I've been reading The Logic of Provability by George Boolos, and something he said stumped me for a bit.
Let us use H (for Henkin) to refer to the system that results when (YS) is added to K, i.e., H is the normal system whose new axioms are all sentences $\Box(A \leftrightarrow \Box A)\rightarrow\Box A$. H is clearly a proper extension of K, since $\Box(p \leftrightarrow \Box p)\rightarrow\Box p$ is not a theorem of K. For let $M = \langle N,<,V\rangle$, where for all $n$ in $N$, not: $nVp$. Then $p$ is false, $\Box p$ is false, $p\leftrightarrow\Box p$ is true, $\Box(p\leftrightarrow\Box p)$ is true, and therefore $\Box(p\leftrightarrow\Box p)\rightarrow\Box p$ is false, at all $n$ in $M$.

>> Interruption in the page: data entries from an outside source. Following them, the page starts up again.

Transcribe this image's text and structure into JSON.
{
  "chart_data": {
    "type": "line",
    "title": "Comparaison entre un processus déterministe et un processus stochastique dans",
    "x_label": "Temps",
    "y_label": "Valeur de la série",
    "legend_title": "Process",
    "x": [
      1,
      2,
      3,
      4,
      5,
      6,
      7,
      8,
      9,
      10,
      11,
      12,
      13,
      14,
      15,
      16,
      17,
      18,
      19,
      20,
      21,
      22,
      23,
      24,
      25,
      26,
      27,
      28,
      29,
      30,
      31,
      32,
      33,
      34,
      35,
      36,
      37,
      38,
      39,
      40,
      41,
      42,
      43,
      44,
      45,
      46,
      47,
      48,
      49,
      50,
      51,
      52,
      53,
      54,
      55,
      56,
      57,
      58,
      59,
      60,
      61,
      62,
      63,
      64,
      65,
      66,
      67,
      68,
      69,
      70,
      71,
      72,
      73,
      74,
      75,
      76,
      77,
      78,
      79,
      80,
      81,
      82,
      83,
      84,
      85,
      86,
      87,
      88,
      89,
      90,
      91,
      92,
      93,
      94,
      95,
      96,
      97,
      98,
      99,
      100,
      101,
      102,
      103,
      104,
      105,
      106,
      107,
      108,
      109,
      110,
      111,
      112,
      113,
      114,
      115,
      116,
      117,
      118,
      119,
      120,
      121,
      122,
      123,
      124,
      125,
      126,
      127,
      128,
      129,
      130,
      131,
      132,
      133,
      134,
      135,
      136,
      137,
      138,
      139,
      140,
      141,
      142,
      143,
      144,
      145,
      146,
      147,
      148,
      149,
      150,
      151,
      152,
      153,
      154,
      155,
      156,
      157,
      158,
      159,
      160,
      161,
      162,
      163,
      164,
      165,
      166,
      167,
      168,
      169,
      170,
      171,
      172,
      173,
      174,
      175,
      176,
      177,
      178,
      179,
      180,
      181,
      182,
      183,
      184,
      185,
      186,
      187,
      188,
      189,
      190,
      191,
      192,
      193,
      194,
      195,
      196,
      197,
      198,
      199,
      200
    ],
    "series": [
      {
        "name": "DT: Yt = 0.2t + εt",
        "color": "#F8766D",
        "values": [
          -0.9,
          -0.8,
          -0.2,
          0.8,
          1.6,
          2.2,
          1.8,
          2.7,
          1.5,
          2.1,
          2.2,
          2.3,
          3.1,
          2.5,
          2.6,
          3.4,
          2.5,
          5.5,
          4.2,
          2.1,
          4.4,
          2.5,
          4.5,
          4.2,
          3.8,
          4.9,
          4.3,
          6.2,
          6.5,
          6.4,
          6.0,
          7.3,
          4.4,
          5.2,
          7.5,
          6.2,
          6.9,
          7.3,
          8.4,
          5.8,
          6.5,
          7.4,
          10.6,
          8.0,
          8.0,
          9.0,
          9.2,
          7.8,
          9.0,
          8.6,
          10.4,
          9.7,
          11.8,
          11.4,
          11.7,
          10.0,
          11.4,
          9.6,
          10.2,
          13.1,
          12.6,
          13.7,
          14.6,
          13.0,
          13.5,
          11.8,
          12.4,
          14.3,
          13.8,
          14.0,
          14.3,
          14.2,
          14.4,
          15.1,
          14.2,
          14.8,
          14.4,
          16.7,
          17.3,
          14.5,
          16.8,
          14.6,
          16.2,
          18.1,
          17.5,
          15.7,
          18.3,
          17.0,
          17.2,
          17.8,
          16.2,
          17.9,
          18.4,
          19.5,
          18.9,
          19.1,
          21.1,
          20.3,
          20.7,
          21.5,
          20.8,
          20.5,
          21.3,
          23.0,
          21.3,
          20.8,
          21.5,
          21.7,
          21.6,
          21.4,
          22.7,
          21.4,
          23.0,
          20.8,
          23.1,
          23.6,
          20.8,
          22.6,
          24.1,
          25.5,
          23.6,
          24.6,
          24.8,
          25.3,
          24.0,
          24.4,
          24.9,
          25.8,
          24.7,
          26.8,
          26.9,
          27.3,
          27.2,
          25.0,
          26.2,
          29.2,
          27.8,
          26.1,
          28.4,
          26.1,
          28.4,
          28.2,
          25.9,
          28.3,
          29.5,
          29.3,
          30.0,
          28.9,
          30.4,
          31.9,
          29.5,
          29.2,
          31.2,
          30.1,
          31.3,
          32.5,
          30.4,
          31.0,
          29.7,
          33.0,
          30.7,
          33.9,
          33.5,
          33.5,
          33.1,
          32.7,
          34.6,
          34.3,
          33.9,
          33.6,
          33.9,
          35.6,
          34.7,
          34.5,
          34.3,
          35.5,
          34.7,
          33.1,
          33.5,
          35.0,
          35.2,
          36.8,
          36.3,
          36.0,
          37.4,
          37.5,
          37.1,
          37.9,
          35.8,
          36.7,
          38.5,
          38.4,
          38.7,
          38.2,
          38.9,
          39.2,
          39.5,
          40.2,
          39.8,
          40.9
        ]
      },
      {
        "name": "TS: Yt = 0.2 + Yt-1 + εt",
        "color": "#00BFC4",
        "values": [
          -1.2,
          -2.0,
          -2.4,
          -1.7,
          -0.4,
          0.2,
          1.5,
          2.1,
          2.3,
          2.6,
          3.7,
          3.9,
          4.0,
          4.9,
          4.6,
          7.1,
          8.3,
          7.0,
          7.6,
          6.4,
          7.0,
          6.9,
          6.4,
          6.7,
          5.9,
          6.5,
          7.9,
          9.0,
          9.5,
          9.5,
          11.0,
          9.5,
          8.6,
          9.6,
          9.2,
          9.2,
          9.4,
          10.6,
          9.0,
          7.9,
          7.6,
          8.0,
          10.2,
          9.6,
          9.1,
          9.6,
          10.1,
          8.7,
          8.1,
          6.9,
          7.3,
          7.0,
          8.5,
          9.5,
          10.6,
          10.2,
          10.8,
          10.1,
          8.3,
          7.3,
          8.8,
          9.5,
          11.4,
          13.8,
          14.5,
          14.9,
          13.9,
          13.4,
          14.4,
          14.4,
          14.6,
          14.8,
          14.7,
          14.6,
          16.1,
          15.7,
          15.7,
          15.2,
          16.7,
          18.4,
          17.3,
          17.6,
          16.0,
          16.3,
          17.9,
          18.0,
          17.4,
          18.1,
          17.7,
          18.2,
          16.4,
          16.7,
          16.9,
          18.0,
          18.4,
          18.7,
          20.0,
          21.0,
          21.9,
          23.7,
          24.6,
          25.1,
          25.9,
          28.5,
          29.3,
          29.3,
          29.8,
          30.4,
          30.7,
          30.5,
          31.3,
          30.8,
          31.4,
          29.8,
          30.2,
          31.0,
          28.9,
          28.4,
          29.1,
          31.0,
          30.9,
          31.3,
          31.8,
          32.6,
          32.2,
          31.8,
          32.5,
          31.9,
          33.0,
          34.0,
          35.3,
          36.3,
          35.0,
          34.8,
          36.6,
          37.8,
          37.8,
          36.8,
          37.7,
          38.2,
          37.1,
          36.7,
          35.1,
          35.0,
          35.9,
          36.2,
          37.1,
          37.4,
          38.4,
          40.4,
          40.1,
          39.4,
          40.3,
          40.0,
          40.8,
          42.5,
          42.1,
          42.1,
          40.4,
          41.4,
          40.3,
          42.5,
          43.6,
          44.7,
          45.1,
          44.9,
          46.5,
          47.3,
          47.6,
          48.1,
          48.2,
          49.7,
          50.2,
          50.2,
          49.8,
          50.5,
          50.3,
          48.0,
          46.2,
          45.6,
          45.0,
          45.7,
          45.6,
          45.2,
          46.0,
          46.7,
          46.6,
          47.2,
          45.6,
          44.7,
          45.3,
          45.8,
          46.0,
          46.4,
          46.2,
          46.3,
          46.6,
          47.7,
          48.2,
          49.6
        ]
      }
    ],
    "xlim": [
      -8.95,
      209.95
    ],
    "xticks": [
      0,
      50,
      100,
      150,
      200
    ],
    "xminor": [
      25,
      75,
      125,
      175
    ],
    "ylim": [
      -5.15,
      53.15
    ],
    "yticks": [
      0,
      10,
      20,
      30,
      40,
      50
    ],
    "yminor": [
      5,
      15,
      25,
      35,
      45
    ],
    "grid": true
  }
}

Why can't that argument be used in a model of GL? That is, what is it about GL's models (transitive, irreflexive, converse wellfounded ones) that makes the above argument fail?
Ok I got it. If $p$ is false at all worlds, then at a "bottommost" world $n$, $n\models\neg p$ and $n\models\square p$, and $n\models\neg(p\leftrightarrow\square p)$ and therefore (from transitivity and converse wellfoundedness) $0 \not\models\square(p\leftrightarrow\square p)$ (where $0$ is the "first" world) whence $0\models \square(p\leftrightarrow\square p) \rightarrow\square p$.
And we can reason inductively from there to prove that no matter what, it will always be the case that $0\models \square(p\leftrightarrow\square p) \rightarrow\square p$.
Okay.